Pharmacological and deprivation-induced reinstatement of juvenile-like long-term potentiation in the primary auditory cortex of adult rats.

Sensory cortices show a decline in synaptic plasticity (e.g., long-term potentiation, LTP) during postnatal maturation. We demonstrate a partial reversal of this decline in rat primary auditory cortex (A1) by pharmacological manipulations or modifications of the acoustic environment. In adult, anesthetized rats, field postsynaptic potentials (fPSPs) in A1 elicited by medial geniculate nucleus (MGN) stimulation consisted of two sequential peaks.
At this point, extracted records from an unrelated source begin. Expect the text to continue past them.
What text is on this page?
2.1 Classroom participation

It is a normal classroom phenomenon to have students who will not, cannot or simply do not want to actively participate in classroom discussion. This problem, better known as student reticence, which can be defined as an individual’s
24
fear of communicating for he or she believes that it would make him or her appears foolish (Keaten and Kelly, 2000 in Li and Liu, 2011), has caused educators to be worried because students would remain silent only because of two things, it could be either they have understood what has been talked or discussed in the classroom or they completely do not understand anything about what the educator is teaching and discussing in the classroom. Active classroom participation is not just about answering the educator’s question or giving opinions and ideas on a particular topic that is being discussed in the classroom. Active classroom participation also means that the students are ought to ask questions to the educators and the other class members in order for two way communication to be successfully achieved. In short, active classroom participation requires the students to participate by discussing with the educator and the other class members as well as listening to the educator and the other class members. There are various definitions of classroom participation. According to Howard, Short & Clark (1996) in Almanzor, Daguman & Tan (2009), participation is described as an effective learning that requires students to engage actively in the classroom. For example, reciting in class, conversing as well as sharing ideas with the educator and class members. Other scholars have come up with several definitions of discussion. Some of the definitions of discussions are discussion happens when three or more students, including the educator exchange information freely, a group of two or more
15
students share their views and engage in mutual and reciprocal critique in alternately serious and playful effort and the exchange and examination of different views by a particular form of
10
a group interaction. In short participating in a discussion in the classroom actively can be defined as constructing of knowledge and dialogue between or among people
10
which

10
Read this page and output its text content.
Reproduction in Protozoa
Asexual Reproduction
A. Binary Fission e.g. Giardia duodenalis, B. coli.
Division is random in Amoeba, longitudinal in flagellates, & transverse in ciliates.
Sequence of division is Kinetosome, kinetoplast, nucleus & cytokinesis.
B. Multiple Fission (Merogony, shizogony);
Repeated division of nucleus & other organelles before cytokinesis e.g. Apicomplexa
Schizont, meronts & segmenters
Simultaneous application in A1 of a GABA(A) receptor agonist (muscimol) and GABA(B) receptor antagonist (SCH 50911), thought to result in a preferential inhibition of intracortical activity while preserving thalamocortical inputs, suggested that these two fPSP components largely reflect thalamocortical and intracortical synapses, respectively. Rats (postnatal day [PD]60-70) showed moderate LTP of fPSPs following theta-burst stimulation (TBS) of the MGN. Interestingly, repeated episodes (PD10-20 & 50-60) of patterned sound deprivation by continuous white noise exposure resulted in substantial LTP, an effect not seen with single exposure (PD10-20 or 50-60), or two episodes during adulthood (PD50-60 & 100-110). Thus, early sensory deprivation acts as a "prime," allowing subsequent deprivation to reinstate juvenile-like levels of LTP. Older (>PD200) rats that no longer exhibit LTP in A1 showed LTP of the first fPSP peak when TBS occurred during cortical zinc application. We conclude that the age-related decline of plasticity in A1 can be partially reversed by pharmacological techniques or manipulations of the acoustic environment during specific periods of postnatal life.